The Van Trump Report

Massive Wave of Cicada Coming Our Direction!

Bad news for folks that were looking forward to some peaceful summer evenings hanging out on the porch. Billions of cicadas will soon be emerging from a 17-year stint underground, filling the skies and trees and quiet nights across a sizeable chunk of the U.S. Michael Schauff of the Agricultural Research Service says the cicada explosion this year will start in early-to-mid May, with activity peaking between mid-May and mid-June. Some folks could see them emerge as soon as April, depending on the latitude and weather.  

When soils reach 64 degrees Fahrenheit, hundreds of millions of cicada nymphs will simultaneously burrow their way to the surface and make their mass emergence after living underground for the past 17 years. According to Schauff, the first sign of the cicada emergence will be little mounds or mud turrets that look like miniature volcanoes around the bases of trees. The insects emerge soon after.

Once the cicadas are above ground, they will climb on the nearest thing they can find to molt one final time as they prepare to begin looking for a mate. And that’s when things get loud. Depending on how concentrated they are in an area, the humming and whirring mating calls that are made by the males can be downright deafening. After mating, the females lay hundreds of eggs on tree branches. When those hatch, the new nymphs fall from the trees and burrow under the ground. Meanwhile, all the adults just die off four to six weeks after emerging. Why they do this in cycles of 17 years (13 years for some) is one of the biggest mysteries in nature.
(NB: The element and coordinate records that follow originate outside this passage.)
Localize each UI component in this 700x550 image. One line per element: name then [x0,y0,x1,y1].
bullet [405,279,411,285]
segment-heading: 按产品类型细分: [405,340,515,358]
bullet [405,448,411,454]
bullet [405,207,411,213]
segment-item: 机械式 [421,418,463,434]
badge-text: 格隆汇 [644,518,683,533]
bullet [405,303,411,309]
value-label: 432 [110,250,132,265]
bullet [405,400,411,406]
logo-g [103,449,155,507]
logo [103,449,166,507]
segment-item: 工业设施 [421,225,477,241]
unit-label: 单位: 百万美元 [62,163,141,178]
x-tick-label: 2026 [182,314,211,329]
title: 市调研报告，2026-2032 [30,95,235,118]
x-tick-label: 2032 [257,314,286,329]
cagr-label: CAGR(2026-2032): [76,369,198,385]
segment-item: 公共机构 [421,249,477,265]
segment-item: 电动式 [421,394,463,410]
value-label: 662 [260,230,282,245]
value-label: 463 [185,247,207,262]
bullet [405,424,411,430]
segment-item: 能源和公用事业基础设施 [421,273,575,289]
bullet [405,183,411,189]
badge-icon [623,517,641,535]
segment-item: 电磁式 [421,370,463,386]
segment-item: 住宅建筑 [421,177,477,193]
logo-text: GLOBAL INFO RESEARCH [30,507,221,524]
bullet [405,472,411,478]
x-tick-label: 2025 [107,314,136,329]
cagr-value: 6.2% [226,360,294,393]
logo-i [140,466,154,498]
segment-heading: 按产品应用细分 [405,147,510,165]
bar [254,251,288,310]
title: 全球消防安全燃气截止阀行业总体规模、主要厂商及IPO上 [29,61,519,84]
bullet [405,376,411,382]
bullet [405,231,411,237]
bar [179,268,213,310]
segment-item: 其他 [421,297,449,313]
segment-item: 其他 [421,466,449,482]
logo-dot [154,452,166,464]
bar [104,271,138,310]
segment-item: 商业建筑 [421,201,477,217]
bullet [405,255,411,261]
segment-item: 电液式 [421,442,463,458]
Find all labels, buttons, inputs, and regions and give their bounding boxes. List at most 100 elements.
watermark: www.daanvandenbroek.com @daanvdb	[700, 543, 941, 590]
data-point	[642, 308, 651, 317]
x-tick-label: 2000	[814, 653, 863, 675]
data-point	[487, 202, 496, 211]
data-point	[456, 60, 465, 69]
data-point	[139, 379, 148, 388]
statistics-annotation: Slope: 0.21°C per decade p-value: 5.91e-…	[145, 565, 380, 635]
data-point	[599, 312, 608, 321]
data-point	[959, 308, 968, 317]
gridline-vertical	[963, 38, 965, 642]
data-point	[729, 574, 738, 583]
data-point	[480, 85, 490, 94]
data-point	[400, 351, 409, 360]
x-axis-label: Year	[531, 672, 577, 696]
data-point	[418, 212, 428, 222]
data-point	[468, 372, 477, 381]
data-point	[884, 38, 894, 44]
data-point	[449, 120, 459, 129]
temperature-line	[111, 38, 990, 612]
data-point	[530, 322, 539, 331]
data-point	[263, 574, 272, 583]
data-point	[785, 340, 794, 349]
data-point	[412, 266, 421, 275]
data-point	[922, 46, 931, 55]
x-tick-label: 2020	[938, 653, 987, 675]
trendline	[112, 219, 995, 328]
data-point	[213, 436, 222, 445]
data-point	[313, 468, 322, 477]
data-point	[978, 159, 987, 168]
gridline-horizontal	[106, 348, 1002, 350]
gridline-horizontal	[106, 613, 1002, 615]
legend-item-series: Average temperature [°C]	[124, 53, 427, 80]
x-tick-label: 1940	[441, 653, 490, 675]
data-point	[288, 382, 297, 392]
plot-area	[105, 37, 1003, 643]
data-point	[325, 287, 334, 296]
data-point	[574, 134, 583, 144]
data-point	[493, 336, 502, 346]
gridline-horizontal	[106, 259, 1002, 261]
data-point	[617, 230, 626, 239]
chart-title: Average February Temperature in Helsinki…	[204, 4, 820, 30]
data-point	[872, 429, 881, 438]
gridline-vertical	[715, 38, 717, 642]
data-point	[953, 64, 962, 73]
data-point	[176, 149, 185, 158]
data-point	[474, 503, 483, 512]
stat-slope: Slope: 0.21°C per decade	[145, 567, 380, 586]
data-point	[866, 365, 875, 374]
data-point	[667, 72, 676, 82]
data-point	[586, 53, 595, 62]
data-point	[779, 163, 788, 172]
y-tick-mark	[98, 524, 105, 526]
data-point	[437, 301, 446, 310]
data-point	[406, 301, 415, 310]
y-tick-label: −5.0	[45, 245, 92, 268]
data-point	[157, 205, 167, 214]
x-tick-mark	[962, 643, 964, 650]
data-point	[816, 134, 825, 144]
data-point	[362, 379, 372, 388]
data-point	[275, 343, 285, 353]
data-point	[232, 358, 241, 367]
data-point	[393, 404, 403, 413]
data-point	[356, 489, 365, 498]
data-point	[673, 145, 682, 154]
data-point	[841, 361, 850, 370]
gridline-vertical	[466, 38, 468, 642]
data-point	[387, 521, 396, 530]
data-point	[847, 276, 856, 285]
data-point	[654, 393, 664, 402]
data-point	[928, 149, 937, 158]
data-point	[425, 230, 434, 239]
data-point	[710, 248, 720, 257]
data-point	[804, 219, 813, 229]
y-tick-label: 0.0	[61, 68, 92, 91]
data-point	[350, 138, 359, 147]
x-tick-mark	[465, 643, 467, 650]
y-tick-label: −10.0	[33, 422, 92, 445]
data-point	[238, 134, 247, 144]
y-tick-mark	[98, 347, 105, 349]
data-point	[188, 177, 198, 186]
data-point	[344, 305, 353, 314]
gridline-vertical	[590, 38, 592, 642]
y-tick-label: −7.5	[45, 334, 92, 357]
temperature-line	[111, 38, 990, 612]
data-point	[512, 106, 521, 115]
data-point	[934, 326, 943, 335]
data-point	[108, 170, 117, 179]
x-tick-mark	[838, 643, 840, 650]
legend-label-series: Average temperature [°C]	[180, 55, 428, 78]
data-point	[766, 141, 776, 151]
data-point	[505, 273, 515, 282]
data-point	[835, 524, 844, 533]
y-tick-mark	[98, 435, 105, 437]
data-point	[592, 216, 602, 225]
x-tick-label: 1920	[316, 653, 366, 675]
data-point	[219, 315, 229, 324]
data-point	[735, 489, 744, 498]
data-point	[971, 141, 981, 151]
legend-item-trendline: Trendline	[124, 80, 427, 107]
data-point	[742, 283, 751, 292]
Though as many as 1.5 million cicadas may crowd into a single acre, unlike locusts, cicadas don’t eat vegetation so they do not pose the same risks to crops, although small or newly planted hardwood or fruit trees and grapevines may need protection. Cicadas drink the sap from tree roots, twigs, and branches. Many folks who experienced large cicada populations in 2011 were left with damaged young trees and bushes where the female cicadas cut slits into tree branches to lay their eggs. The cicadas prefer stems and branches about the diameter of a pencil to deposit their eggs; on mature trees only the branch tips are damaged and the trees recover. Early American colonists first encountered periodical cicadas in Massachusetts. The sudden appearance of so many insects reminded them of biblical plagues of locusts, which are a type of grasshopper. That’s how the name “locust” became incorrectly associated with cicadas in North America. (Sources: National Geographic, USDA, CicadaMania)

In parts of Virginia, West Virginia and North Carolina, cicadas will climb out of the ground for their once-in-17-year mating cycle. Scientists have dubbed this grouping brood IX.